Cecilia Bartoli, Mozart, “Laudate dominum”
We can use these pieces of music as pre-meditation. Once we feel settled, we can then begin our primary meditation practice.
The first step is to select music which will bring one into balance. The above selections are just a starting point for your own experimentation. Classical music is not essential, but it should be music that is free from understandable words. East Indian Music by Ravi Shankar has been used, for example. Gregorian Chants in Latin and Buddhist Chants have also been used.
The Visual Flooding Component.
The music brings you into balance, but the mind may still be overly active. If while sitting with eyes open, you take in the whole visual field, this is called “Visual Flooding.” It stops the mind because the mind likes to focus on something specific. On its own, Visual Flooding is a powerful technique that will assist any meditation practice. It’s like a visual Zen koan!
The Complete Presence Meditation Exercise.
This exercise is done while sitting in a straight-backed chair or meditation cushion with spine straight, the hands palm down on your lap, or knees, and the feet flat on the floor if sitting on a chair. Across the room, six to eight feet away, arrange for a plant to sit, so that part of the plant is exactly at your eye level in front of you. Perhaps you may want to look out a window at a tree.

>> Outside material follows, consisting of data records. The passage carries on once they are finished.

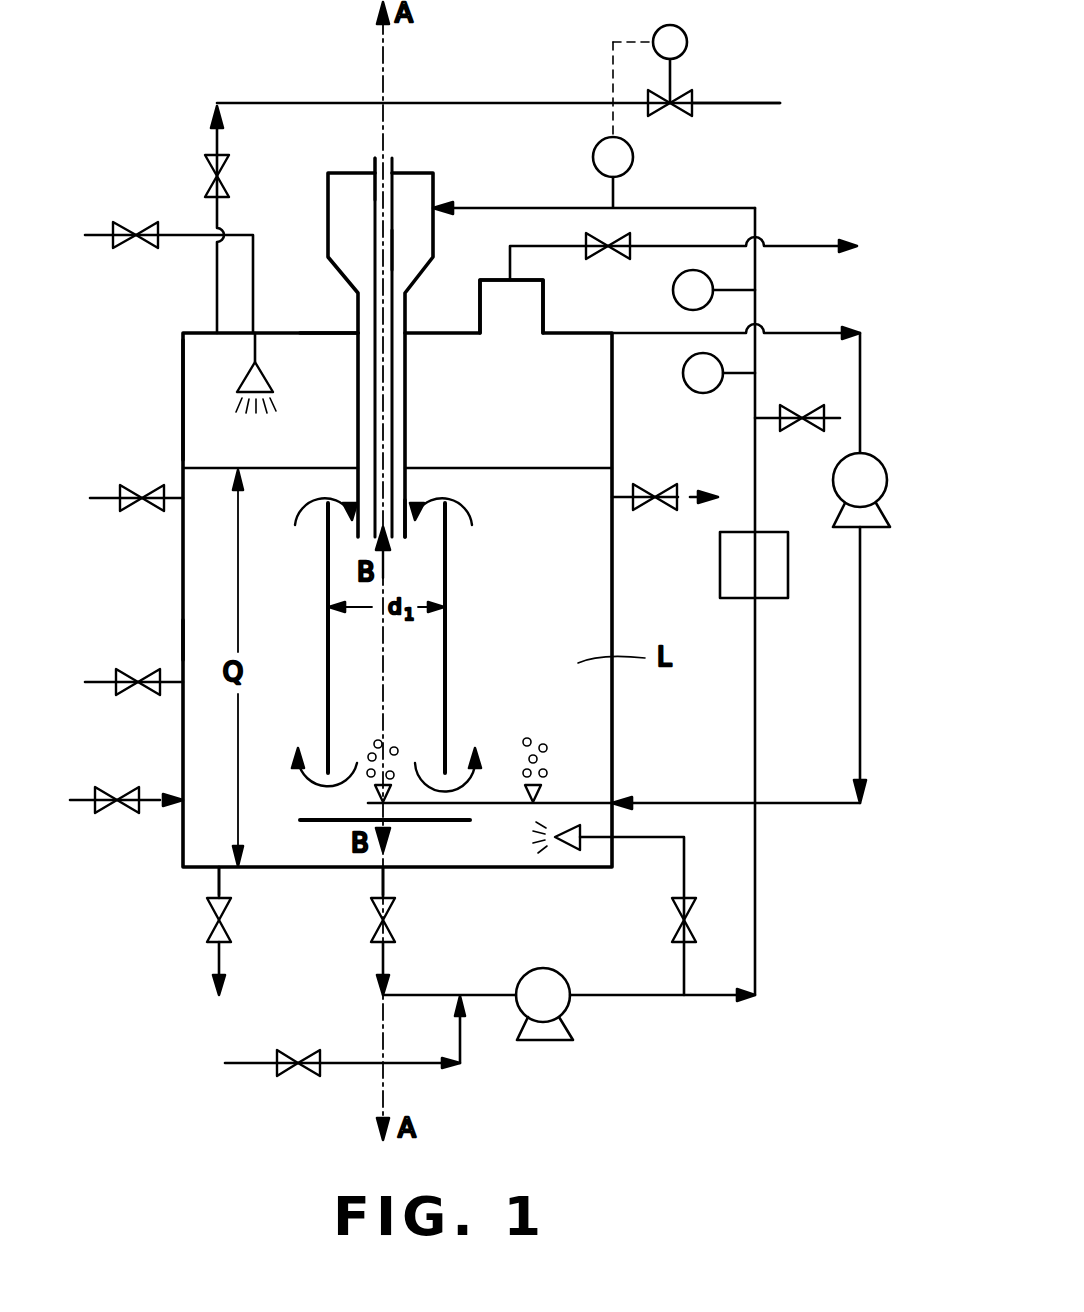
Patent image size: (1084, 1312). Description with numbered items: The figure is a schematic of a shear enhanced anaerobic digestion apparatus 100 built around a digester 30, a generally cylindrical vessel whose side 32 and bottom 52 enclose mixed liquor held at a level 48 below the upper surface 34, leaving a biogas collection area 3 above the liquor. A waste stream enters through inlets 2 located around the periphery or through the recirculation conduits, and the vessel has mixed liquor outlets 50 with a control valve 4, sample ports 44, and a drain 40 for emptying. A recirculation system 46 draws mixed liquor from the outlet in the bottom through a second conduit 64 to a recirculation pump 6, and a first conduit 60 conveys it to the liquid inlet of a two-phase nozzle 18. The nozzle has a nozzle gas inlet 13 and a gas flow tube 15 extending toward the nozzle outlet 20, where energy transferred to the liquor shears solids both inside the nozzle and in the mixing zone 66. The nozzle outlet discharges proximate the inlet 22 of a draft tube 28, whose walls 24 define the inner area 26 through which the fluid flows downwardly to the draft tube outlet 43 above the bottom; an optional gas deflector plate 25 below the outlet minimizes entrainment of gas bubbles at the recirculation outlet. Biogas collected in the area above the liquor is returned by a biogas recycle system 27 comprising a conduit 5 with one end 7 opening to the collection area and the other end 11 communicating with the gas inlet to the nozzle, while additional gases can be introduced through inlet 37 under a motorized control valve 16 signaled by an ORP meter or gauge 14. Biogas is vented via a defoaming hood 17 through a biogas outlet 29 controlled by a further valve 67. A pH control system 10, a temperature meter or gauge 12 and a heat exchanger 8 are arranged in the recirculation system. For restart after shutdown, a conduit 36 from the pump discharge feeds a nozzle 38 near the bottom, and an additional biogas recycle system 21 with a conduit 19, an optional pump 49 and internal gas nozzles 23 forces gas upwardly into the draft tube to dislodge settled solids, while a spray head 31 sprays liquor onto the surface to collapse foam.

The shear enhanced anaerobic digestion apparatus 100 is at (203, 62).
The biogas recycle system 27 is at (284, 96).
The conduit 5 is at (214, 148).
The nozzle gas inlet 13 is at (374, 158).
The other end of the conduit 11 is at (390, 131).
The two-phase nozzle 18 is at (327, 214).
The gas flow tube 15 is at (380, 244).
The upper surface of the digester 34 is at (313, 331).
The one end of the conduit 7 is at (216, 331).
The spray head 31 is at (262, 370).
The area above the liquor 3 is at (215, 437).
The side of the digester vessel 32 is at (183, 596).
The digester 30 is at (183, 641).
The sample ports 44 is at (100, 500).
The control valve 4 is at (140, 694).
The inlet 2 is at (178, 810).
The draft tube inlet 22 is at (356, 531).
The draft tube 28 is at (318, 575).
The nozzle outlet 20 is at (398, 534).
The mixing zone 66 is at (410, 531).
The baffle plate 24 is at (327, 668).
The inner area 26 is at (410, 631).
The internal gas nozzles 23 is at (392, 783).
The draft tube outlet 43 is at (450, 780).
The level of the mixed liquor 48 is at (495, 466).
The conduit 19 is at (665, 805).
The additional biogas recycle system 21 is at (872, 760).
The nozzle 38 is at (569, 830).
The gas deflector plate 25 is at (424, 822).
The conduit 36 is at (685, 861).
The bottom of the digester 52 is at (273, 869).
The mixed liquor outlet 50 is at (390, 869).
The drain 40 is at (214, 984).
The second conduit 64 is at (412, 993).
The recirculation pump 6 is at (546, 980).
The first conduit 60 is at (703, 995).
The recirculation system 46 is at (784, 960).
The temperature meter or gauge 12 is at (683, 374).
The heat exchanger 8 is at (764, 548).
The pump 49 is at (862, 470).
The biogas outlet 29 is at (862, 242).
The inlet 37 is at (780, 103).
The motorized control valve 16 is at (673, 99).
The ORP meter or gauge 14 is at (633, 150).
The further valve 67 is at (607, 244).
The pH control system 10 is at (673, 290).
The defoaming hood 17 is at (545, 299).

While listening to a piece of music, look at a specific spot on the plant which is at eye level. At the same time, pay attention to your peripheral vision, expanding your attention as far as possible to the sides, above, and below. Optionally, at the same time, pay attention to the space eight inches or so above your head, getting a sense of “seeing” from there.
Maintain all these areas of visual attention at once while relaxing and enjoying five minutes or so of the music. Do not strain to do it, just try gently to maintain the awareness of everything in the visual field at once. This will become easier with a few sessions of practice.
Allow yourself to blink freely as part of relaxing. If thoughts come, gently let them go, and return to the vision-awareness. Just relax and enjoy the music totally while also remaining attentive to the whole visual field.
When the short piece of music is finished, continue paying attention to the visual field in silence for a few minutes and gently drift into your standard, daily silent meditation practice.
That’s all there is to it!
A variant method for groups involves sitting in a circle and looking between the people across from you. This led to a remarkable feeling of energy or “presence” that was shared by the group and it is where the name came from. I ran a few small group workshops for Quakers in British Columbia and Ontario. Canadian Quakers rely on meditation as their main spiritual practice. Almost everyone found that the Presence Meditation tool made silent meditation effortless.
In London Ontario, in the late 1980s, the school board experimented with Presence Meditation in public school classrooms. The experiments were carried out by Dr. Sandra Seagal of Los Angeles. Half the classes in one school started the day with Presence Meditation. The student’s marks were significantly higher in the classes who worked with the meditation every morning. Almost all students were able to meditate easily.
Even if you don’t think you like classical music, give it a try. Classical music has been proven by therapists to have predictable effects on the personality. It’s about using it as a tool to prepare you for meditation. Classical music is an ancient and powerful technology that modifies our mood. In the meditation groups I was associated with, everyone came to appreciate its beneficial effects prior to meditation.
For further information, along with music examples from YouTube and historical details about Martin Muller, please click here.
Presence Meditation is a simple tool that often makes meditation more accessible. Give it a try if you have difficulties with classic meditation approaches.